The housing scheme was initiated by BVEW, a society founded in 1868 with the aim of providing the workers and their families with a more dignified accommodation in the rapidly-growing, industrial city. The first units were ready by 1870, with the promise that – if they could save up an additional dime a week – the tenants would become the proud owners of their dwellings within 20 years, earning the houses the nickname Dubbeltjespanden (the ‘dime houses’).
Although the promise of ownership remains unfulfilled to this day, the little street developed a distinctive character of its own. ‘The houses are very small (26-sq-m on average) so the street became an open living room, which the inhabitants furnished with seats, plants and funny decorations. You can still sense the collective life; these people are strongly united by diversity’, says the artist Marjet Wessels Boer.

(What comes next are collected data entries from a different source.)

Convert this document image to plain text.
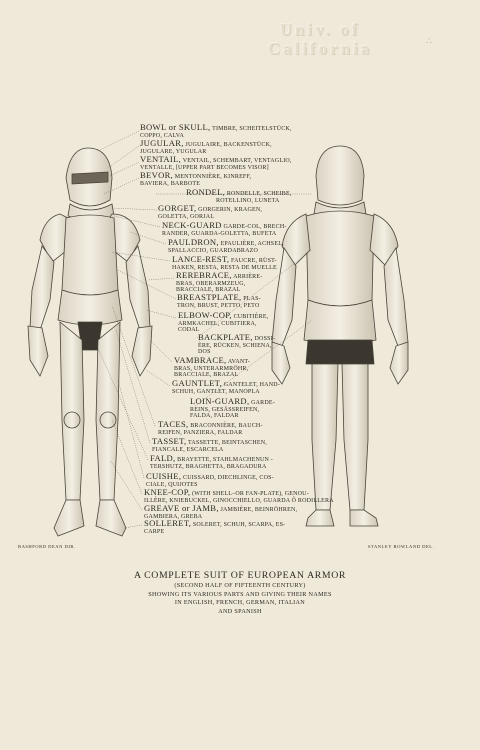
Univ. of
California	∴
BOWL or SKULL, TIMBRE, SCHEITELSTÜCK,
COPPO, CALVA
JUGULAR, JUGULAIRE, BACKENSTÜCK,
JUGULARE, YUGULAR
VENTAIL, VENTAIL, SCHEMBART, VENTAGLIO,
VENTALLE, [UPPER PART BECOMES VISOR]
BEVOR, MENTONNIÈRE, KINREFF,
BAVIERA, BARBOTE
RONDEL, RONDELLE, SCHEIBE,
ROTELLINO, LUNETA
GORGET, GORGERIN, KRAGEN,
GOLETTA, GORJAL
NECK-GUARD GARDE-COL, BRECH-
RANDER, GUARDA-GOLETTA, BUFETA
PAULDRON, EPAULIÈRE, ACHSEL,
SPALLACCIO, GUARDABRAZO
LANCE-REST, FAUCRE, RÜST-
HAKEN, RESTA, RESTA DE MUELLE
REREBRACE, ARRIÈRE-
BRAS, OBERARMZEUG,
BRACCIALE, BRAZAL
BREASTPLATE, PLAS-
TRON, BRUST, PETTO, PETO
ELBOW-COP, CUBITIÈRE,
ARMKACHEL, CUBITIERA,
CODAL
BACKPLATE, DOSSI-
ÈRE, RÜCKEN, SCHIENA,
DOS
VAMBRACE, AVANT-
BRAS, UNTERARMRÖHR,
BRACCIALE, BRAZAL
GAUNTLET, GANTELET, HAND-
SCHUH, GANTLET, MANOPLA
LOIN-GUARD, GARDE-
REINS, GESÄSSREIFEN,
FALDA, FALDAR
TACES, BRACONNIÈRE, BAUCH-
REIFEN, PANZIERA, FALDAR
TASSET, TASSETTE, BEINTASCHEN,
FIANCALE, ESCARCELA
FALD, BRAYETTE, STAHLMACHENUN -
TERSHUTZ, BRAGHETTA, BRAGADURA
CUISHE, CUISSARD, DIECHLINGE, COS-
CIALE, QUIJOTES
KNEE-COP, (WITH SHELL–OR FAN-PLATE), GENOU-
ILLÈRE, KNIEBUCKEL, GINOCCHIELLO, GUARDA Ô RODILLERA
GREAVE or JAMB, JAMBIÈRE, BEINRÖHREN,
GAMBIERA, GREBA
SOLLERET, SOLERET, SCHUH, SCARPA, ES-
CARPE
BASHFORD DEAN DIR.	STANLEY ROWLAND DEL.
A COMPLETE SUIT OF EUROPEAN ARMOR
(SECOND HALF OF FIFTEENTH CENTURY)
SHOWING ITS VARIOUS PARTS AND GIVING THEIR NAMES
IN ENGLISH, FRENCH, GERMAN, ITALIAN
AND SPANISH
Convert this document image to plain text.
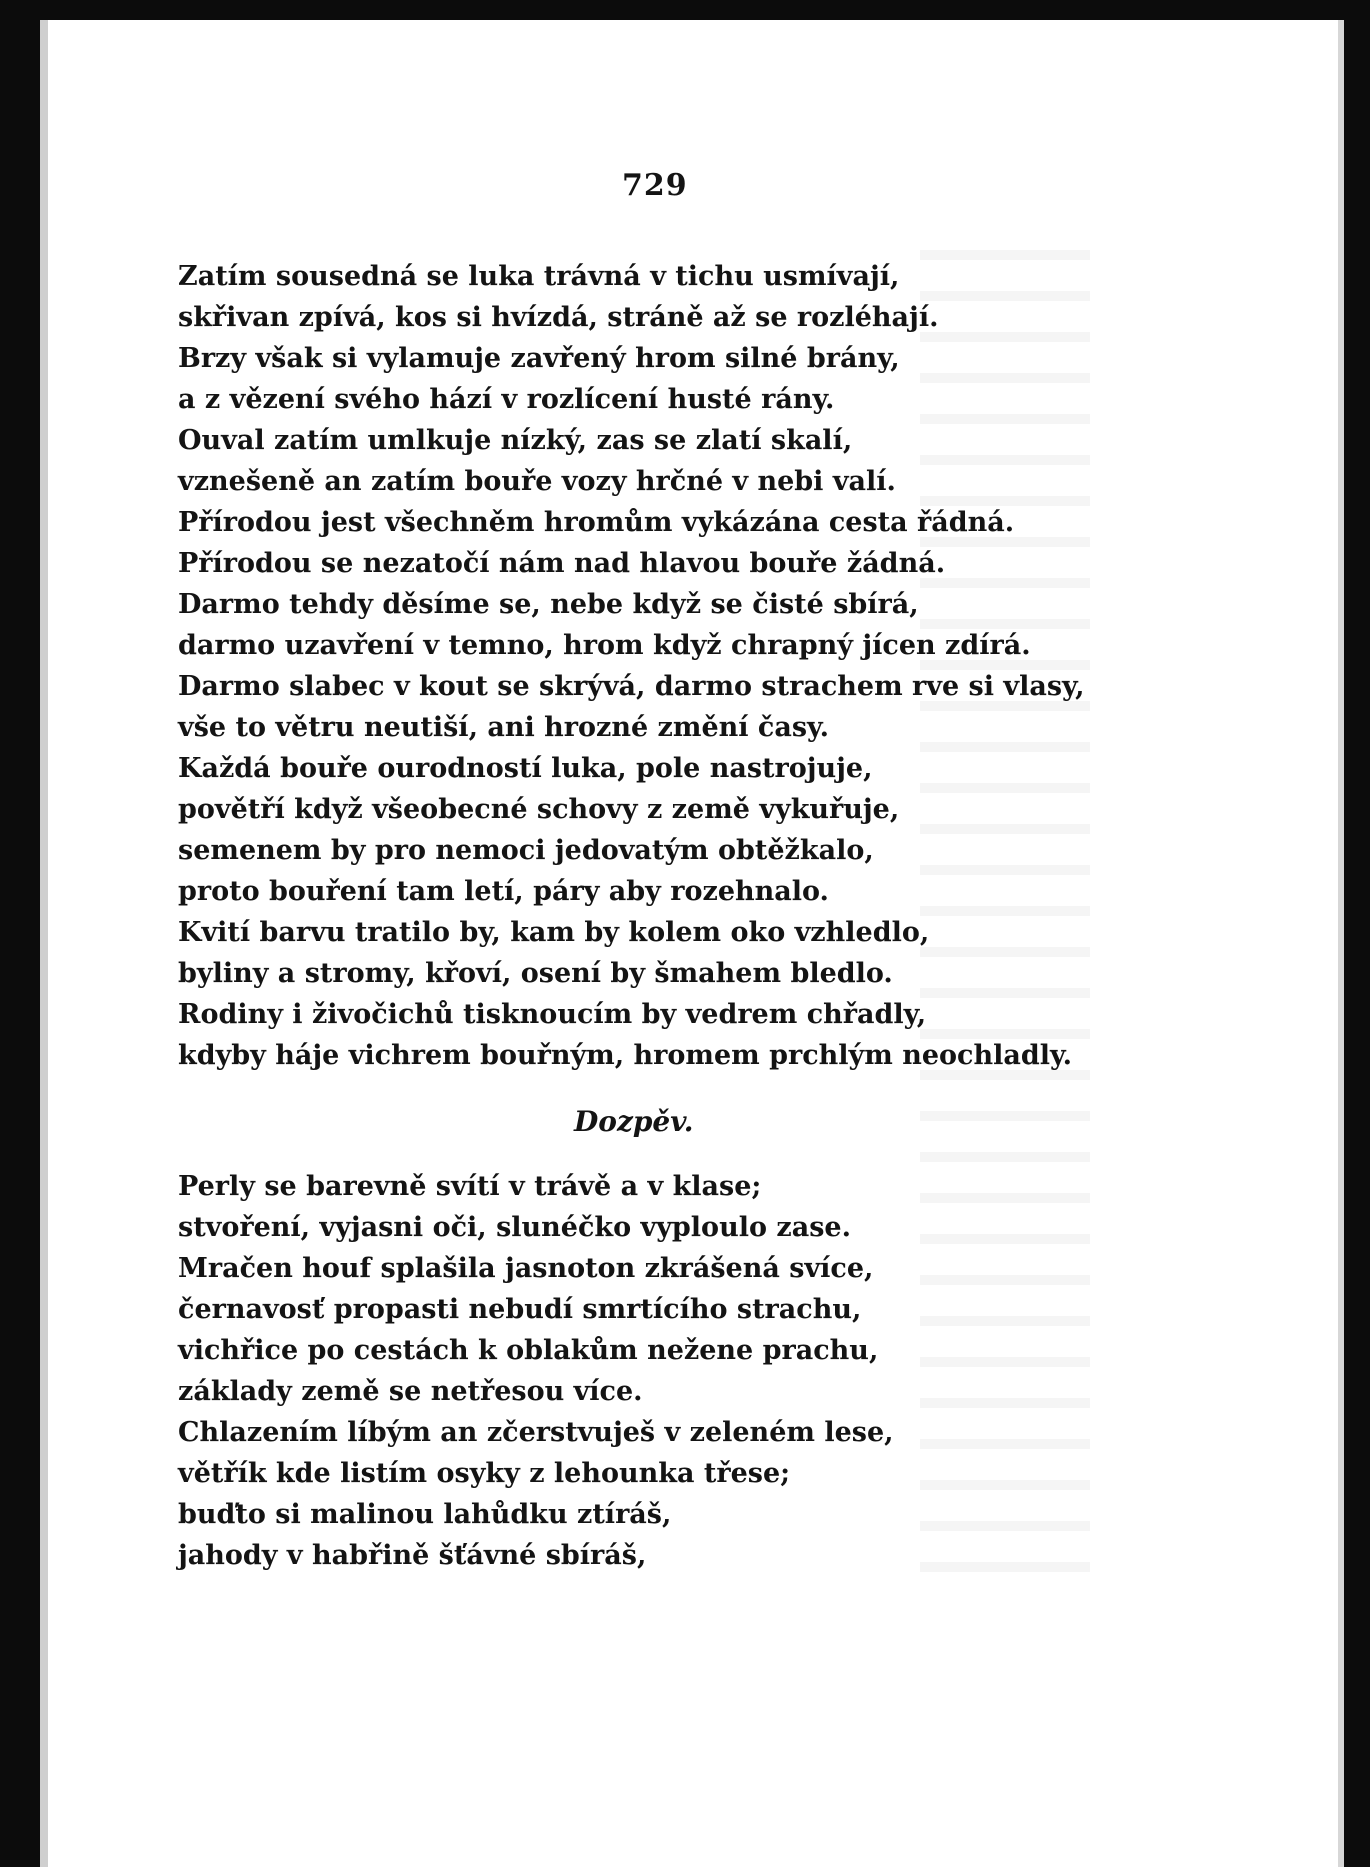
729
Zatím sousedná se luka trávná v tichu usmívají,
skřivan zpívá, kos si hvízdá, stráně až se rozléhají.
Brzy však si vylamuje zavřený hrom silné brány,
a z vězení svého hází v rozlícení husté rány.
Ouval zatím umlkuje nízký, zas se zlatí skalí,
vznešeně an zatím bouře vozy hrčné v nebi valí.
Přírodou jest všechněm hromům vykázána cesta řádná.
Přírodou se nezatočí nám nad hlavou bouře žádná.
Darmo tehdy děsíme se, nebe když se čisté sbírá,
darmo uzavření v temno, hrom když chrapný jícen zdírá.
Darmo slabec v kout se skrývá, darmo strachem rve si vlasy,
vše to větru neutiší, ani hrozné změní časy.
Každá bouře ourodností luka, pole nastrojuje,
povětří když všeobecné schovy z země vykuřuje,
semenem by pro nemoci jedovatým obtěžkalo,
proto bouření tam letí, páry aby rozehnalo.
Kvití barvu tratilo by, kam by kolem oko vzhledlo,
byliny a stromy, křoví, osení by šmahem bledlo.
Rodiny i živočichů tisknoucím by vedrem chřadly,
kdyby háje vichrem bouřným, hromem prchlým neochladly.
Dozpěv.
Perly se barevně svítí v trávě a v klase;
stvoření, vyjasni oči, slunéčko vyploulo zase.
Mračen houf splašila jasnoton zkrášená svíce,
černavosť propasti nebudí smrtícího strachu,
vichřice po cestách k oblakům nežene prachu,
základy země se netřesou více.
Chlazením líbým an zčerstvuješ v zeleném lese,
větřík kde listím osyky z lehounka třese;
buďto si malinou lahůdku ztíráš,
jahody v habřině šťávné sbíráš,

It Started With a Dime takes the shape of a printer’s type case superimposed on the blank wall at the end of the row of houses. Wessels Boer comments: ‘In order to unite workers, BVEW started printing their own newspaper and pamphlets in 1868. The project takes the shape of a so-called 3/4 type case common at the time. In the 1960s, type cases became obsolete and it became fashionable to hang them on your wall and to collect all kinds of things in it.’

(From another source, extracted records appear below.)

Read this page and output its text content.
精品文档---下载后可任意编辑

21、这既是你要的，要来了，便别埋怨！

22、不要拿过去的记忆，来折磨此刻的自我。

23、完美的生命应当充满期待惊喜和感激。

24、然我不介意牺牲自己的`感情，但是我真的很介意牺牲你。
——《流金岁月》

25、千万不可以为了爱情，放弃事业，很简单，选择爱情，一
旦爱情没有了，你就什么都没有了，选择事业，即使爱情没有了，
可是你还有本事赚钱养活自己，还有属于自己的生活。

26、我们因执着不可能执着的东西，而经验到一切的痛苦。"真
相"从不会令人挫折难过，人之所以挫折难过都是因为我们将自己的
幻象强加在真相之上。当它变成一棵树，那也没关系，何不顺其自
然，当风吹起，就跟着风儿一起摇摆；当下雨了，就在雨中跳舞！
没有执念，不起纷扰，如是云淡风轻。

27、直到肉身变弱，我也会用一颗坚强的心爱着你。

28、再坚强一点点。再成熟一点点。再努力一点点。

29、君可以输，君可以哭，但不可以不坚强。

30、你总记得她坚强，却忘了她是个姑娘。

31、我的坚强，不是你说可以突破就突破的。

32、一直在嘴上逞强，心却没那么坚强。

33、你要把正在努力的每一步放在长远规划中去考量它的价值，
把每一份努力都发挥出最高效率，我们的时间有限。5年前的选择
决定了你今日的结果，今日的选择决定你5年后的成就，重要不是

During the course of the project, the artist spoke with the street’s inhabitants and collected their stories, represented by aluminium silhouettes of various objects. The tales range from socio-historical to endearingly personal and curious passers-by can visit a website dedicated to this artwork (available in Dutch) to find out more. In the meantime, the empty compartments are patiently awaiting new stories as the life in Dubbeltjespanden carries on in its slightly unusual way.